If taken in an organizational context, successful KM depends in part on people sharing the right information. And because different individuals have different skill sets and different experiences, it's unlikely that one individual would know what another would find valuable. This compounds Phil's comments: not only can't you dig ideas out of people's heads, but you wouldn't necessarily know which ones you would want to pull. (Which I guess means knowledge isn't like pornography: you wouldn't know it when you saw it.)

One of the advantages to blogs is that they make it easy to simply jot down some thoughts. You don't need to give too much thought to what is valuable and what isn't - not only wouldn't you know, but value to one individual is worthless to another. The key is to ensure a simple, reliable way for capturing the ad hoc thoughts. Blogs make capturing this info about as simple as it can be.

[tins ::: Rick Klau's weblog][emphasis added]

Rick adds some more insight to the question of getting knowledge shared in the first plac e so that you might have an opportunity to manage it in an intelligent way.

To me this discussion is finally beginning to address the first issues that need to be thought about - how do we make sure there is something worth managing.
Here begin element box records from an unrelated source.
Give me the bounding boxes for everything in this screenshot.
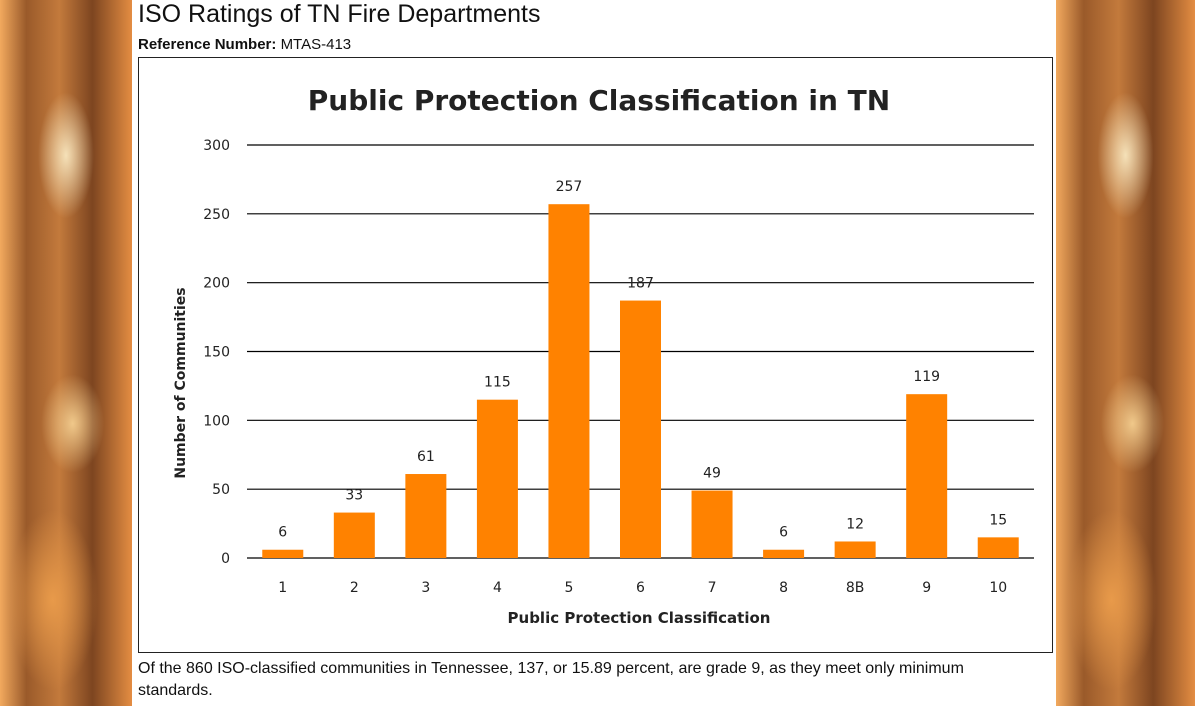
- y-tick-label-50: 50: [212, 482, 230, 498]
- y-axis-label: Number of Communities: [173, 287, 189, 478]
- bar-1: [262, 549, 304, 558]
- bar-10: [977, 537, 1019, 558]
- bar-9: [906, 394, 948, 558]
- bar-5: [548, 204, 590, 559]
- data-label-1: 6: [278, 525, 287, 541]
- data-label-9: 119: [913, 369, 940, 385]
- bar-6: [620, 300, 661, 558]
- bar-chart: Public Protection Classification in TN 0…: [173, 84, 1034, 627]
- reference-value: MTAS-413: [280, 36, 352, 53]
- chart-container: Public Protection Classification in TN 0…: [138, 57, 1053, 653]
- x-tick-label-3: 3: [421, 580, 430, 596]
- x-tick-label-10: 10: [989, 580, 1007, 596]
- data-label-5: 257: [556, 179, 583, 195]
- y-tick-label-150: 150: [203, 345, 230, 361]
- x-tick-label-1: 1: [278, 580, 287, 596]
- y-tick-label-0: 0: [221, 551, 230, 567]
- caption-text: Of the 860 ISO-classified communities in…: [138, 660, 964, 699]
- bar-3: [405, 474, 447, 558]
- x-tick-label-7: 7: [708, 580, 717, 596]
- bar-8: [763, 549, 805, 558]
- data-label-3: 61: [417, 449, 435, 465]
- data-label-7: 49: [703, 466, 721, 482]
- data-label-2: 33: [345, 488, 363, 504]
- chart-title: Public Protection Classification in TN: [308, 84, 890, 117]
- x-tick-label-2: 2: [350, 580, 359, 596]
- bars: 6 33 61 115 257 187 49 6 12 119 15: [262, 179, 1019, 559]
- left-decorative-border: [0, 0, 132, 706]
- x-tick-label-8B: 8B: [846, 580, 865, 596]
- y-tick-label-250: 250: [203, 207, 230, 223]
- bar-8B: [834, 541, 876, 558]
- x-tick-label-6: 6: [636, 580, 645, 596]
- reference-label: Reference Number:: [138, 36, 277, 53]
- y-tick-label-200: 200: [203, 276, 230, 292]
- main-content: ISO Ratings of TN Fire Departments Refer…: [132, 0, 1056, 706]
- page-title: ISO Ratings of TN Fire Departments: [138, 0, 541, 28]
- x-tick-label-8: 8: [779, 580, 788, 596]
- y-tick-label-300: 300: [203, 138, 230, 154]
- x-tick-labels: 1 2 3 4 5 6 7 8 8B 9 10: [278, 580, 1007, 596]
- bar-4: [476, 399, 518, 558]
- x-tick-label-4: 4: [493, 580, 502, 596]
- x-tick-label-9: 9: [922, 580, 931, 596]
- y-tick-label-100: 100: [203, 413, 230, 429]
- data-label-4: 115: [484, 375, 511, 391]
- x-tick-label-5: 5: [564, 580, 573, 596]
- y-tick-labels: 0 50 100 150 200 250 300: [203, 138, 230, 567]
- reference-number: Reference Number: MTAS-413: [138, 36, 351, 53]
- bar-7: [691, 490, 733, 558]
- data-label-8: 6: [779, 525, 788, 541]
- x-axis-label: Public Protection Classification: [508, 609, 771, 627]
- data-label-8B: 12: [846, 516, 864, 532]
- data-label-6: 187: [627, 276, 654, 292]
- bar-2: [333, 512, 375, 558]
- data-label-10: 15: [989, 512, 1007, 528]
- right-decorative-border: [1056, 0, 1195, 706]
It's easy and all too tempting to gloss over that issue, but my experience has been that it's critical.


4:20:29 PM    

Digging Ideas Out of People's Heads.

Dave McNamee is doing a good job on his weblog of narrating his work and keeping his co-workers updated about where his head is at on any given day.  Good work Dave!

I worry sometimes about the public expression of information that should be kept confidential, but I worry more about the exponentially worse problem of keeping confidential that which should be publicly expressed.  I can think of ways to solve the first problem, but I can't dig ideas out of people's heads.  They must be expressed to be used.  [emphasis added]

[Windley's Enterprise Computing Weblog]

Phil Windley is rapidly becoming one of my favorite reads. I wish that more executives in organizations were as wise as he is. Nothing about knowledge management or knowledge sharing can accomplish anything until you focus on this.